What happens to these individuals as they get closer to each other makes for a thought-provoking and page-turning read.  I was very grateful for Ali Smith's introduction, which I read after I finished the book.  Her insight into the novel gave me much more to ponder than I would have done on my own.  It was like being in a Literary Masters book group!

Senselessness by Horatio Castellanos Moya.  Wow.  What a book.  I want others to read it so I can talk about it with them, but I hesitate to have my Literary Masters book groups read it because it is, how do I say this, not for everyone.  It's a short, dense book, and I know it will stick with me for a while.  I look forward to reading more from this author.

The narrator tells us his story in a kind of stream-of-consciousness ramble, with long, convoluted sentences that have lots of repetition and end up circling back on each other.  He is editing a report that the Catholic Church has pulled together from the testimony of victims of military brutality during the country's civil war.  We don't know exactly which country they are in, but from outside reading I've done, I understand the place to be Guatemala, and the events to have taken place in the 1960's.  The narrator is fearful of the repercussions from his work; after all, the military whose crimes he is exposing is still in power.

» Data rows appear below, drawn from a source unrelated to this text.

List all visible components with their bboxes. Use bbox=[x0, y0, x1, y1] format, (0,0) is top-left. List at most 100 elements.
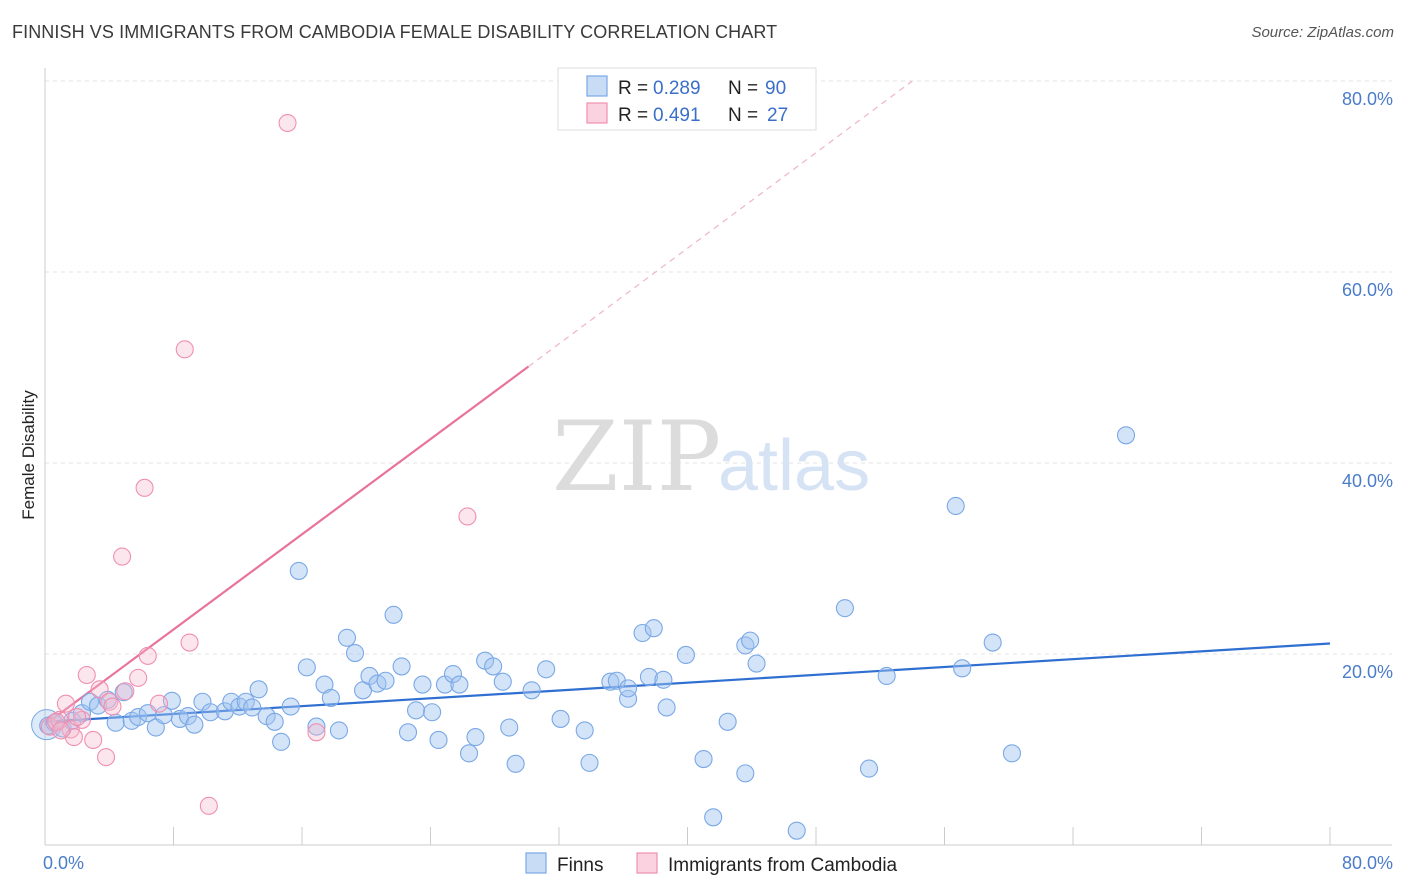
point-finns-67 bbox=[619, 689, 638, 708]
point-finns-89 bbox=[1002, 744, 1022, 763]
point-finns-45 bbox=[398, 723, 418, 742]
y-tick-label-80: 80.0% bbox=[1342, 89, 1393, 109]
point-finns-8 bbox=[106, 713, 125, 732]
legend-top: R = 0.289 N = 90 R = 0.491 N = 27 bbox=[557, 67, 817, 131]
point-cambodia-11 bbox=[103, 697, 122, 716]
trend-line-extension-cambodia bbox=[528, 80, 913, 368]
legend-n-value-finns: 90 bbox=[765, 78, 786, 99]
point-finns-87 bbox=[953, 659, 972, 678]
point-finns-20 bbox=[201, 703, 220, 722]
point-finns-21 bbox=[215, 702, 234, 721]
point-finns-51 bbox=[443, 665, 463, 684]
legend-swatch-finns bbox=[586, 75, 608, 97]
point-finns-26 bbox=[249, 680, 268, 699]
point-cambodia-8 bbox=[90, 680, 109, 699]
point-finns-48 bbox=[423, 703, 442, 722]
point-finns-47 bbox=[413, 675, 432, 694]
point-finns-9 bbox=[114, 683, 133, 702]
trend-lines bbox=[44, 80, 1331, 726]
chart-source: Source: ZipAtlas.com bbox=[1251, 24, 1394, 41]
legend-bottom-label-cambodia: Immigrants from Cambodia bbox=[668, 855, 898, 876]
point-finns-88 bbox=[983, 633, 1002, 652]
point-finns-73 bbox=[657, 698, 676, 717]
point-finns-42 bbox=[376, 671, 395, 690]
point-finns-29 bbox=[272, 732, 291, 751]
point-finns-84 bbox=[859, 759, 879, 778]
legend-n-value-cambodia: 27 bbox=[767, 105, 788, 126]
point-finns-44 bbox=[392, 657, 411, 676]
point-cambodia-26 bbox=[52, 721, 71, 740]
point-cambodia-2 bbox=[56, 694, 75, 713]
point-finns-35 bbox=[321, 688, 340, 707]
point-cambodia-12 bbox=[113, 547, 132, 566]
watermark: ZIP atlas bbox=[552, 401, 870, 513]
point-finns-81 bbox=[747, 654, 766, 673]
point-finns-49 bbox=[429, 730, 448, 750]
point-cambodia-18 bbox=[175, 340, 194, 359]
point-finns-6 bbox=[88, 696, 108, 715]
point-finns-83 bbox=[835, 599, 854, 618]
legend-r-value-finns: 0.289 bbox=[653, 78, 701, 99]
point-finns-57 bbox=[493, 672, 512, 691]
point-cambodia-10 bbox=[100, 692, 119, 711]
point-cambodia-21 bbox=[278, 113, 297, 133]
axes bbox=[44, 68, 1392, 846]
grid-lines bbox=[45, 80, 1392, 655]
legend-bottom: Finns Immigrants from Cambodia bbox=[525, 852, 898, 876]
point-finns-56 bbox=[484, 657, 503, 676]
point-finns-86 bbox=[946, 496, 965, 516]
point-finns-69 bbox=[633, 623, 652, 643]
trend-line-finns bbox=[44, 642, 1331, 723]
point-finns-33 bbox=[307, 717, 326, 736]
legend-n-label-cambodia: N = bbox=[728, 105, 758, 126]
point-cambodia-15 bbox=[135, 478, 154, 497]
point-cambodia-25 bbox=[68, 707, 87, 727]
point-finns-68 bbox=[619, 679, 638, 698]
legend-swatch-cambodia bbox=[586, 102, 608, 124]
point-cambodia-19 bbox=[180, 633, 199, 652]
tick-labels: 20.0% 40.0% 60.0% 80.0% 0.0% 80.0% bbox=[43, 89, 1393, 873]
legend-bottom-swatch-finns bbox=[525, 852, 547, 874]
legend-r-value-cambodia: 0.491 bbox=[653, 105, 701, 126]
point-cambodia-24 bbox=[47, 712, 66, 731]
point-finns-76 bbox=[704, 808, 723, 827]
point-finns-36 bbox=[329, 721, 348, 740]
point-cambodia-17 bbox=[149, 694, 169, 713]
legend-n-label-finns: N = bbox=[728, 78, 758, 99]
chart-title: FINNISH VS IMMIGRANTS FROM CAMBODIA FEMA… bbox=[12, 22, 778, 42]
y-tick-label-20: 20.0% bbox=[1342, 662, 1393, 682]
watermark-atlas: atlas bbox=[718, 426, 870, 506]
point-finns-53 bbox=[459, 744, 479, 763]
point-cambodia-13 bbox=[116, 682, 135, 701]
point-finns-52 bbox=[450, 675, 469, 694]
point-finns-63 bbox=[575, 721, 594, 740]
point-finns-32 bbox=[297, 658, 316, 677]
legend-bottom-swatch-cambodia bbox=[636, 852, 658, 874]
y-tick-label-60: 60.0% bbox=[1342, 280, 1393, 300]
x-tick-label-0: 0.0% bbox=[43, 853, 84, 873]
point-finns-25 bbox=[243, 698, 262, 717]
point-finns-43 bbox=[384, 605, 403, 624]
point-finns-85 bbox=[877, 666, 896, 686]
point-finns-77 bbox=[718, 712, 737, 731]
point-cambodia-7 bbox=[84, 730, 103, 750]
point-finns-72 bbox=[654, 670, 673, 689]
watermark-zip: ZIP bbox=[552, 401, 721, 513]
point-finns-64 bbox=[580, 753, 599, 772]
point-cambodia-5 bbox=[72, 710, 91, 729]
point-finns-80 bbox=[741, 631, 760, 650]
point-finns-28 bbox=[265, 712, 284, 731]
point-cambodia-22 bbox=[307, 723, 326, 742]
point-finns-11 bbox=[129, 707, 148, 727]
y-tick-label-40: 40.0% bbox=[1342, 471, 1393, 491]
point-finns-59 bbox=[506, 754, 525, 773]
point-finns-46 bbox=[406, 701, 426, 720]
legend-bottom-label-finns: Finns bbox=[557, 855, 603, 876]
point-finns-78 bbox=[736, 764, 755, 783]
point-cambodia-14 bbox=[129, 668, 148, 687]
point-cambodia-23 bbox=[458, 507, 477, 526]
legend-r-label-cambodia: R = bbox=[618, 105, 648, 126]
point-finns-70 bbox=[639, 667, 659, 686]
point-finns-71 bbox=[644, 619, 663, 638]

His fear turns into paranoia, but what do paranoid people say? "Just because I'm paranoid doesn't mean they aren't out to get me."  Perhaps that's a clue to this book, which is alternately hilariously funny and horrifically shocking.

This is, without a doubt, one of the best books I've read in a long time.


The Privileges by Jonathan Dee is also an excellent read.  This is similar to Carol Edgarian's novel Three Stages of Amazement in that it follows the lives of two people who decide to grab their piece of the American Dream, but with vastly different results.  I found this novel very literary in how it is crafted, and I would love to discuss that aspect of it with a Literary Masters book group, but even if you read it on your own, it's a terrific story.  Very compelling.  The kind of book I couldn't wait to get back to.

Perhaps you've heard by now that Philip Roth is the fourth writer to have won the Man Booker International Prize, awarded every other year.  He's joined Alice Munro, one of my favorite authors, as well as Chinua Achebe, and Ismail Kadare.  So...I went to my local library and checked out The Ghost Writer, the first of a series of novels with Zuckerman as the narrator.  Now, you may know that one of my all-time-most-hilarious-fall-off-the-couch-laughing books is Portnoy's Complaint, and I like Philip Roth in general, so I was looking forward to this book.

I really enjoyed it.  Many themes are in it that will surface in other Roth novels, and I even thought about picking up The Finkler Question, a book I disliked, again.  Something in Roth reminded me of the best bits of Jacobson...


Montana 1948 by Larry Watson won the Milkweed National Fiction Prize, and it is a wonderful little book.  I read it in a day.  Narrated by a grown man who is looking back on the summer of his twelfth year, the story manages to be both lyrical and riveting.  I couldn't help thinking of To Kill A Mockingbird while I read it, although the two stories are nothing alike.  I think it is the coming of age quality of it, as well as the unforgettable voice of the narrator that reminded me of Harper Lee's masterpiece.